2)Telitacicept medication and dose reduction
A significant reduction in proteinuria was observed from the 2-month follow-up onward. At 2 months, proteinuria decreased from a median of 1.5 [IQR 0.7–2.1] g/day to 0.7 [0.3–1.3] g/day, representing a median reduction of 48.5% [IQR 10.0–58.5]. By 5 months, among the 4 patients with available data, proteinuria declined from 1.3 [0.8–1.9] g/day to 0.3 [0.1–0.6] g/day, corresponding to a median reduction of 72.5% [57.8–83.8]. One patient assessed at 14 months exhibited a decrease in proteinuria from 0.38 g/day to 0.11 g/day (71.0% reduction). eGFR remained stable throughout the study, with no significant differences between baseline and follow-up visits (baseline: 84.6 [44.8–117.8] mL/min/1.73m²; 2 months: 83.0 [45.2–101.1] mL/min/1.73m²; 5 months: 85.7 [68.6–94.4] mL/min/1.73m²).
Over the entire treatment period, the median absolute reduction in proteinuria was 0.5 [0.1–1.0] g/day, equivalent to a median relative reduction of 44.0% [10.0–73.6]. Half of the patients (50.0%) achieved a proteinuria reduction exceeding 40%. Moreover, proteinuria was reduced to below 0.5 g/day in 40% of patients and to below 1.0 g/day in 50% of patients.
4 patients experienced local skin redness at the injection site; 3 patients developed abdominal rash; 1 patient developed a rash on the upper limb.
Conclusion:
This retrospective study demonstrates that Telitacicept significantly reduces proteinuria in patients with glomerulonephritis, with clinically meaningful reductions observed as early as 2 months after treatment initiation and further improvement over time.

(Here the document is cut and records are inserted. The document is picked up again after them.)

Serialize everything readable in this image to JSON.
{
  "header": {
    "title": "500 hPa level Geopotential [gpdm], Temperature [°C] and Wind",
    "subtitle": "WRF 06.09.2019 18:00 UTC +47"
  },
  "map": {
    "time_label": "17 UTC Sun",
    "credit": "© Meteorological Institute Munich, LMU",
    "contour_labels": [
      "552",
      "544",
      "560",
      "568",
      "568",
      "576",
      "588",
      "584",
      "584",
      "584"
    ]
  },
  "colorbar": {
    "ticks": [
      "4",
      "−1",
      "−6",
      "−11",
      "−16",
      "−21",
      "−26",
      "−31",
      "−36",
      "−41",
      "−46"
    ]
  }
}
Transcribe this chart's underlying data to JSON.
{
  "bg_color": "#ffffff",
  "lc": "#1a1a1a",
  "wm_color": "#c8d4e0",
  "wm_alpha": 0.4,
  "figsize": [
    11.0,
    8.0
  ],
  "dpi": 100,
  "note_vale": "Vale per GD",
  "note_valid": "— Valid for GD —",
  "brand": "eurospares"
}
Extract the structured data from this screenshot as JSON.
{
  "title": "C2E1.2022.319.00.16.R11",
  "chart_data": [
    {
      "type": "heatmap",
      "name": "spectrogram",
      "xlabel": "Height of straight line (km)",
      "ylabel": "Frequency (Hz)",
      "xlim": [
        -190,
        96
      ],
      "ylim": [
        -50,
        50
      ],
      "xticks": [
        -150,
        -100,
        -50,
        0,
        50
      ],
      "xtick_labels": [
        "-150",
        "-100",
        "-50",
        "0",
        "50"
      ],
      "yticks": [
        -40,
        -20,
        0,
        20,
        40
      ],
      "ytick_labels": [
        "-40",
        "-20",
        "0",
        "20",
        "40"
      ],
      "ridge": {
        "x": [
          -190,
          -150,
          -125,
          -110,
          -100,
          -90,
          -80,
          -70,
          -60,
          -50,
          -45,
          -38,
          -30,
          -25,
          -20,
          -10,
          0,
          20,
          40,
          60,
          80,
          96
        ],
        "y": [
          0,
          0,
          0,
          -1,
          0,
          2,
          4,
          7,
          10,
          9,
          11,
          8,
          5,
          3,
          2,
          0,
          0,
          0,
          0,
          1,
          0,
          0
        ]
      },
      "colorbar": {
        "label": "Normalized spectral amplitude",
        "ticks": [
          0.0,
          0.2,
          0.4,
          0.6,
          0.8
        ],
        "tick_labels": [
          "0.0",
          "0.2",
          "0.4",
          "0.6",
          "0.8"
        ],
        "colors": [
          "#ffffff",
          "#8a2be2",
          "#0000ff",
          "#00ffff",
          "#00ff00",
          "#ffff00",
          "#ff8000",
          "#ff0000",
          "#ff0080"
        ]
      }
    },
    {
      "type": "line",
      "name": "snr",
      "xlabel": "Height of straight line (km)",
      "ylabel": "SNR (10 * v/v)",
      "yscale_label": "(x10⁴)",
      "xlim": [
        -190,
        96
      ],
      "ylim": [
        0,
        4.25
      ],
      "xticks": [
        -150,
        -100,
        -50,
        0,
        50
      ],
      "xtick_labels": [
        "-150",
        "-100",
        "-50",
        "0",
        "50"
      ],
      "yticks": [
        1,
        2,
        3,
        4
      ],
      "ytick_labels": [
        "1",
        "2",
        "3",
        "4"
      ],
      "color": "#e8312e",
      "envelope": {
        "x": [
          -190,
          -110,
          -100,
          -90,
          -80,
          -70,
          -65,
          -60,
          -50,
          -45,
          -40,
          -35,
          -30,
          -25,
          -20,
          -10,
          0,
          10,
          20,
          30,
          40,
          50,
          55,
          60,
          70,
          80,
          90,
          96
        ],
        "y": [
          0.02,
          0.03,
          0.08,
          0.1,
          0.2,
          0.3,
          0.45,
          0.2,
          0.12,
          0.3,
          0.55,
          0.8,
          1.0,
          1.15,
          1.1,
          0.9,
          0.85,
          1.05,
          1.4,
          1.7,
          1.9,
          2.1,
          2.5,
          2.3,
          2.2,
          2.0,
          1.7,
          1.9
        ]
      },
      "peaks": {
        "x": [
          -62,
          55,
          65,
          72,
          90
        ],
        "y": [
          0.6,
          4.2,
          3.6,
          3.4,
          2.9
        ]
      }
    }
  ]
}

Renal function remained stable throughout the 2-year follow-up period, indicating no adverse impact on eGFR. Telitacicept exhibited a favorable safety profile, characterized primarily by mild injection-site reactions and rash, with no serious adverse events reported. These findings support Telitacicept as a promising and well-tolerated therapeutic option for the management of glomerulonephritis.